Where it all comes from to begin with, is still the great unknown.

- nebLv 72 months ago
The math is straightforward - the energy-time version of the uncertainty principle is about as simple an equation as you can find. It basically says that the uncertainty in energy is inversely proportional to the amount of time that the change in energy can exist.

So, what the hell does really mean? It means that all fields can exist at a classically zero vacuum energy. But because of the uncertainty principle, the classically zero energy cannot remain at zero quantum mechanically, because remaining at zero energy for two instants of time would violate the uncertainty principle. So, a quantum vacuum must fluctuate its energy - the greater the energy, the shorter the time that it can exist as a fluctuation. The energy that fluctuates into existence are pairs of virtual particles. Large amounts of energy (e.g a building or person) would have an infinitesimal probability of existing for an infinitesimal period of time.
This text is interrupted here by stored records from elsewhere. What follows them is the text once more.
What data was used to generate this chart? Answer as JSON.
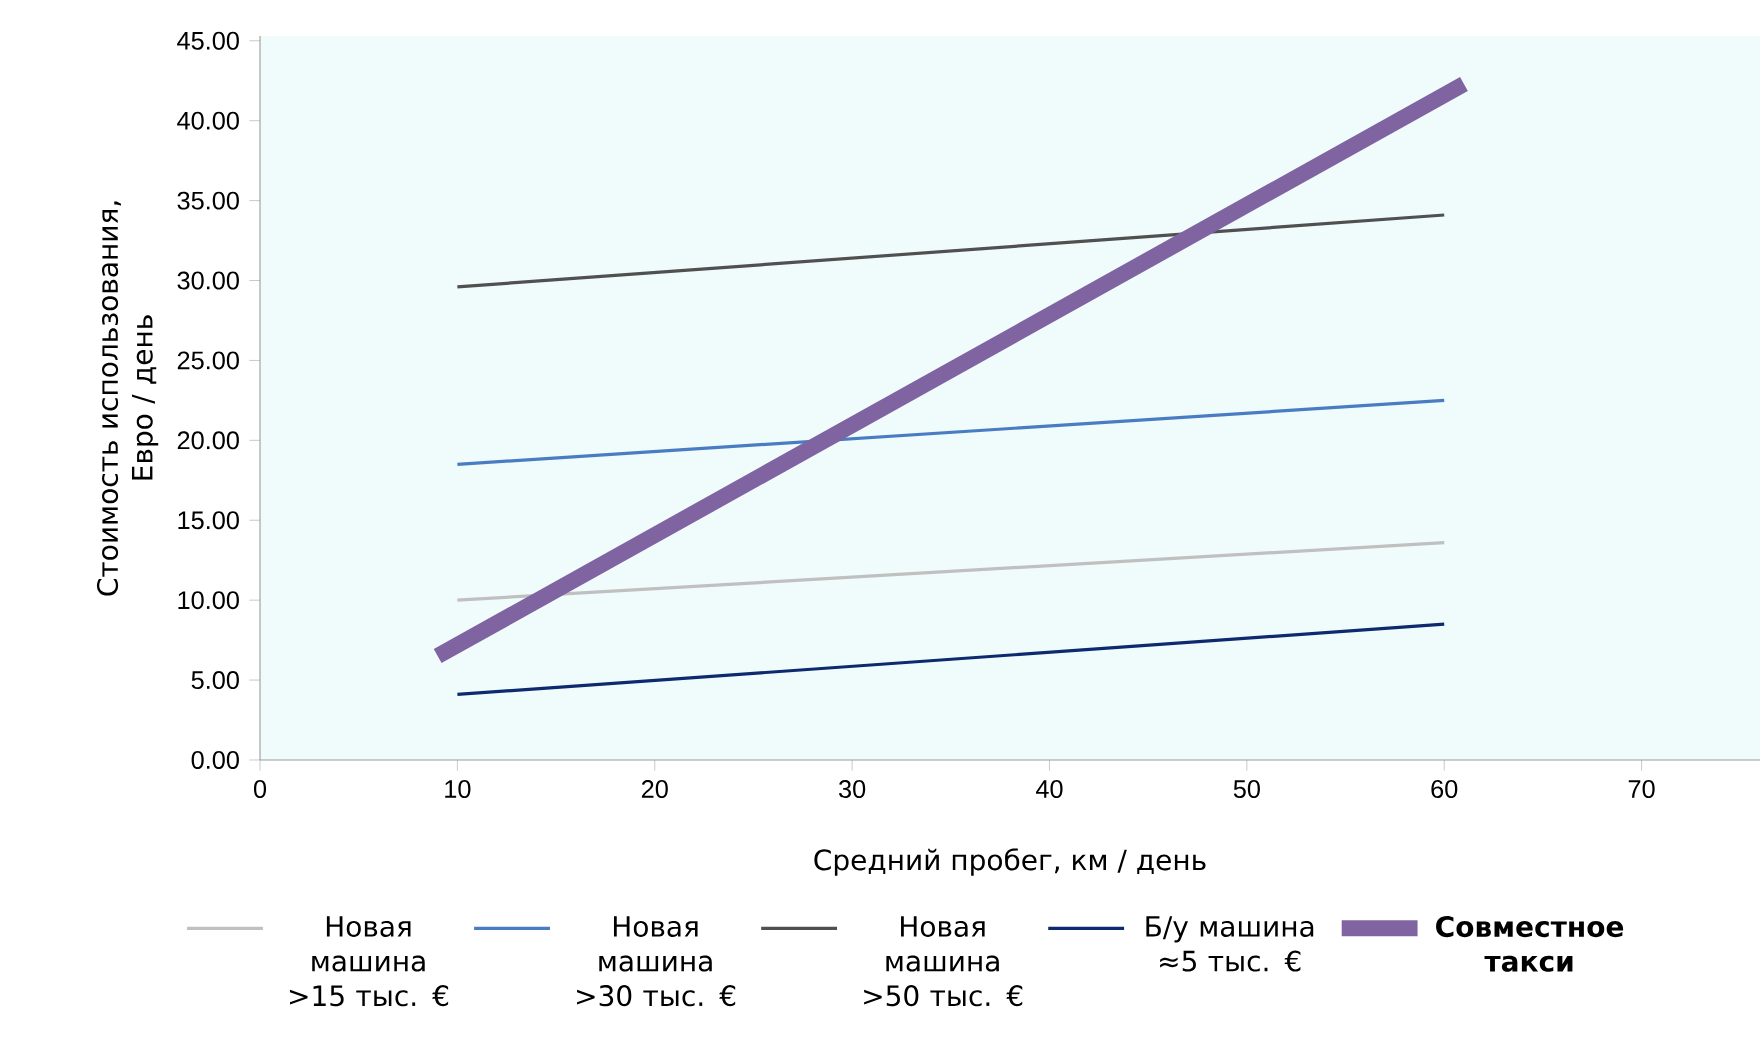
{
  "chart_data": {
    "type": "line",
    "xlabel": "Средний пробег, км / день",
    "ylabel": "Стоимость использования, Евро / день",
    "xlim": [
      0,
      76
    ],
    "xticks": [
      0,
      10,
      20,
      30,
      40,
      50,
      60,
      70
    ],
    "ylim": [
      0,
      45.3
    ],
    "yticks": [
      {
        "value": 0,
        "label": "0.00"
      },
      {
        "value": 5,
        "label": "5.00"
      },
      {
        "value": 10,
        "label": "10.00"
      },
      {
        "value": 15,
        "label": "15.00"
      },
      {
        "value": 20,
        "label": "20.00"
      },
      {
        "value": 25,
        "label": "25.00"
      },
      {
        "value": 30,
        "label": "30.00"
      },
      {
        "value": 35,
        "label": "35.00"
      },
      {
        "value": 40,
        "label": "40.00"
      },
      {
        "value": 45,
        "label": "45.00"
      }
    ],
    "legend": "bottom",
    "marker": "none",
    "line_style": "solid",
    "grid": false,
    "series": [
      {
        "name": "Новая машина >15 тыс. €",
        "color": "#c0c0c0",
        "x": [
          10,
          60
        ],
        "values": [
          10.0,
          13.6
        ]
      },
      {
        "name": "Новая машина >30 тыс. €",
        "color": "#4a7cc4",
        "x": [
          10,
          60
        ],
        "values": [
          18.5,
          22.5
        ]
      },
      {
        "name": "Новая машина >50 тыс. €",
        "color": "#505050",
        "x": [
          10,
          60
        ],
        "values": [
          29.6,
          34.1
        ]
      },
      {
        "name": "Б/у машина ≈5 тыс. €",
        "color": "#0d2a6e",
        "x": [
          10,
          60
        ],
        "values": [
          4.1,
          8.5
        ]
      },
      {
        "name": "**Совместное такси**",
        "color": "#8064a2",
        "x": [
          9,
          61
        ],
        "values": [
          6.5,
          42.3
        ]
      }
    ]
  }
}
Now, the hard part. Do virtual particles really exist? Many physicists would say no, that virtual particles are simply artifacts of the perturbative solutions required to approximate the difficult equations of quantum mechanics. Of course, then they would turn around and use virtual particles as metaphors in papers they write.

There seems to be evidence they exist, for example, the Casimir effect. The basic idea with the Casimir effect is that virtual particles have constrained wavelengths between two closely spaced metal plates. Since their wavelengths outside the plates are unconstrained, there should be a net pressure pushing the plates together due to a higher virtual energy outside the plates than inside the plates. This has been verified.

My personal ambivalent opinion is that we don’t have a good grasp on quantum reality so I’m open to the existence of virtual particles ( but not virtual humans!)